Just this Tuesday, August 11, 2020, Russian President Vladimir Putin said that Russia has developed the first vaccine offering “sustainable immunity” against coronavirus. Such claim has been made although the vaccine has yet to complete clinical trials. There are even warnings from the global authorities against cutting corners.
Mr. Putin’s announcement came despite a caution last week from the World Health Organization (WHO) that Russia should not neglect and stray away from the usual methods of testing the vaccine to ensure it is safe and effective.
The Russian dash for a vaccine has already raised international concerns that Moscow is cutting corners on testing to score and political and propaganda points. Mr. Putin’s announcement became essentially a claim of victory in the global race for vaccines which is something Russian officials have been telegraphing for several weeks now despite the absence of published information about any late-phase testing.
This whole claim was met with skepticism by outside health experts, including some in the United States. While on a visit to Taiwan, Alex Azar, US Health and Human Services Secretary was asked by ABC on Tuesday what he thought about the said claim. He responded by saying it’s more important to have a safe and effective vaccine against the coronavirus than to be the first to produce a vaccine.

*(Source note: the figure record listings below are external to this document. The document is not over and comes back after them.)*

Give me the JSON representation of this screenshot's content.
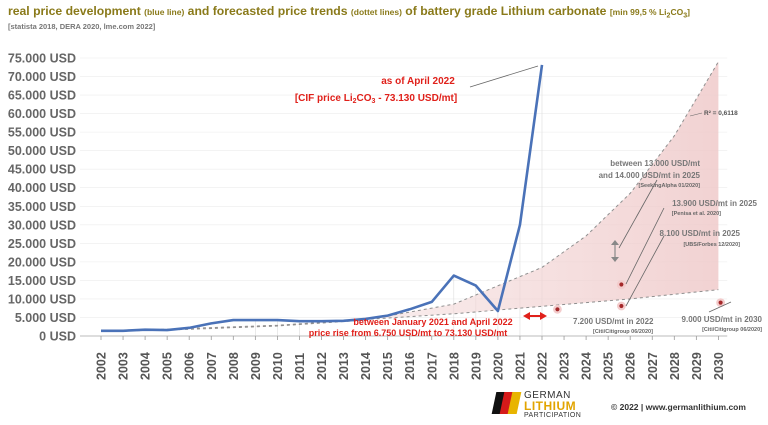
{
  "title": {
    "part1": "real price development ",
    "part2": "(blue line)",
    "part3": " and forecasted price trends ",
    "part4": "(dottet lines)",
    "part5": " of battery grade Lithium carbonate ",
    "part6": "[min 99,5 % Li",
    "sub2": "2",
    "part7": "CO",
    "sub3": "3",
    "part8": "]"
  },
  "subtitle": "[statista 2018, DERA 2020, lme.com 2022]",
  "footer": "© 2022 | www.germanlithium.com",
  "logo": {
    "line1": "GERMAN",
    "line2": "LITHIUM",
    "line3": "PARTICIPATION"
  },
  "colors": {
    "title": "#8a7a1a",
    "line": "#4a72b8",
    "annotation_red": "#e0201a",
    "forecast_fill": "#f3dada",
    "forecast_line": "#999999"
  },
  "chart_data": {
    "type": "line",
    "title": "real price development and forecasted price trends of battery grade Lithium carbonate",
    "xlabel": "",
    "ylabel": "USD/mt",
    "ylim": [
      0,
      75000
    ],
    "y_ticks": [
      0,
      5000,
      10000,
      15000,
      20000,
      25000,
      30000,
      35000,
      40000,
      45000,
      50000,
      55000,
      60000,
      65000,
      70000,
      75000
    ],
    "y_tick_labels": [
      "0 USD",
      "5.000 USD",
      "10.000 USD",
      "15.000 USD",
      "20.000 USD",
      "25.000 USD",
      "30.000 USD",
      "35.000 USD",
      "40.000 USD",
      "45.000 USD",
      "50.000 USD",
      "55.000 USD",
      "60.000 USD",
      "65.000 USD",
      "70.000 USD",
      "75.000 USD"
    ],
    "categories": [
      "2002",
      "2003",
      "2004",
      "2005",
      "2006",
      "2007",
      "2008",
      "2009",
      "2010",
      "2011",
      "2012",
      "2013",
      "2014",
      "2015",
      "2016",
      "2017",
      "2018",
      "2019",
      "2020",
      "2021",
      "2022",
      "2023",
      "2024",
      "2025",
      "2026",
      "2027",
      "2028",
      "2029",
      "2030"
    ],
    "series": [
      {
        "name": "real price development",
        "x": [
          2002,
          2003,
          2004,
          2005,
          2006,
          2007,
          2008,
          2009,
          2010,
          2011,
          2012,
          2013,
          2014,
          2015,
          2016,
          2017,
          2018,
          2019,
          2020,
          2021,
          2022
        ],
        "values": [
          1400,
          1400,
          1700,
          1600,
          2200,
          3400,
          4300,
          4300,
          4300,
          4000,
          4000,
          4100,
          4600,
          5500,
          7200,
          9200,
          16300,
          13600,
          6750,
          30000,
          73130
        ]
      },
      {
        "name": "upper forecast trend",
        "x": [
          2002,
          2006,
          2010,
          2014,
          2018,
          2022,
          2024,
          2026,
          2028,
          2030
        ],
        "values": [
          1200,
          1800,
          2700,
          4300,
          8600,
          18500,
          27000,
          38500,
          54000,
          74000
        ]
      },
      {
        "name": "lower forecast trend",
        "x": [
          2002,
          2010,
          2018,
          2022,
          2026,
          2030
        ],
        "values": [
          1200,
          2900,
          6000,
          8000,
          10000,
          12500
        ]
      }
    ],
    "forecast_points": [
      {
        "label": "13.000–14.000 USD/mt in 2025",
        "x": 2025.6,
        "y": 13800
      },
      {
        "label": "13.900 USD/mt in 2025",
        "x": 2025.6,
        "y": 13900
      },
      {
        "label": "8.100 USD/mt in 2025",
        "x": 2025.6,
        "y": 8100
      },
      {
        "label": "7.200 USD/mt in 2022",
        "x": 2022.7,
        "y": 7200
      },
      {
        "label": "9.000 USD/mt in 2030",
        "x": 2030.1,
        "y": 9000
      }
    ],
    "r_squared": "R² = 0,6118"
  },
  "annotations": {
    "april_line1": "as of April 2022",
    "april_line2_a": "[CIF price Li",
    "april_sub2": "2",
    "april_line2_b": "CO",
    "april_sub3": "3",
    "april_line2_c": " - 73.130 USD/mt]",
    "rise_line1": "between January 2021 and April 2022",
    "rise_line2": "price rise from 6.750 USD/mt to 73.130 USD/mt",
    "r2": "R² = 0,6118",
    "f1_line1": "between 13.000 USD/mt",
    "f1_line2": "and 14.000 USD/mt in 2025",
    "f1_src": "[SeekingAlpha 01/2020]",
    "f2_line1": "13.900 USD/mt in 2025",
    "f2_src": "[Penisa et al. 2020]",
    "f3_line1": "8.100 USD/mt in 2025",
    "f3_src": "[UBS/Forbes 12/2020]",
    "f4_line1": "7.200 USD/mt in 2022",
    "f4_src": "[Citi/Citigroup 06/2020]",
    "f5_line1": "9.000 USD/mt in 2030",
    "f5_src": "[Citi/Citigroup 06/2020]"
  }
}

He added how important it is to have transparent data on the vaccine to prove its safety and efficacy. He also noted that the US has six vaccines in development under the Operation Warp Speed Initiative, which is financing research by Pfizer and Moderna for a genetic vaccine and supporting a variety of other experimental technologies.
According to the New York Times, vaccines generally go through three stages of human testing before being approved for widespread use. The first two phases test the vaccine on relatively small groups of people only to see if it causes harm and if it stimulates the immune system. The last phase, commonly known as Phase 3, compares the vaccine to a much bigger scale like thousands of people.
This final phase is the only way to know with statistical certainty whether a vaccine prevents an infection. And because it’s testing a much larger group of people, the said phase can also pick up more subtle side effects of a vaccine that earlier trials could not.
The Food and Drug Administration (FDA) in the United States has emphasized that a new coronavirus vaccine would need to be 50 percent more effective than a placebo in order to be approved. And the Russian scientific body that developed the vaccine, the Gamaleya Institute, has yet to conduct Phase 3 tests on tens of thousands of volunteers in highly controlled trials.
Right now, the US has the highest death and case count in the world, with more than 163,000 deaths and over 5 million cases. Meanwhile, White House counselor Kellyanne Conway expressed skepticism about the testing backing up Russia’s claim that it has successfully developed a COVID-19 vaccine.
Conway said on Fox’ “Fox & Friends” that the US standards are so much more strict and tight. She also added that, “Our FDA in our country sets the standards and what I understand from the Russia announcement is this is nowhere near where we are.”
Currently, researchers around the world are developing more than 165 vaccines against the coronavirus, and 30 vaccines are in human trials.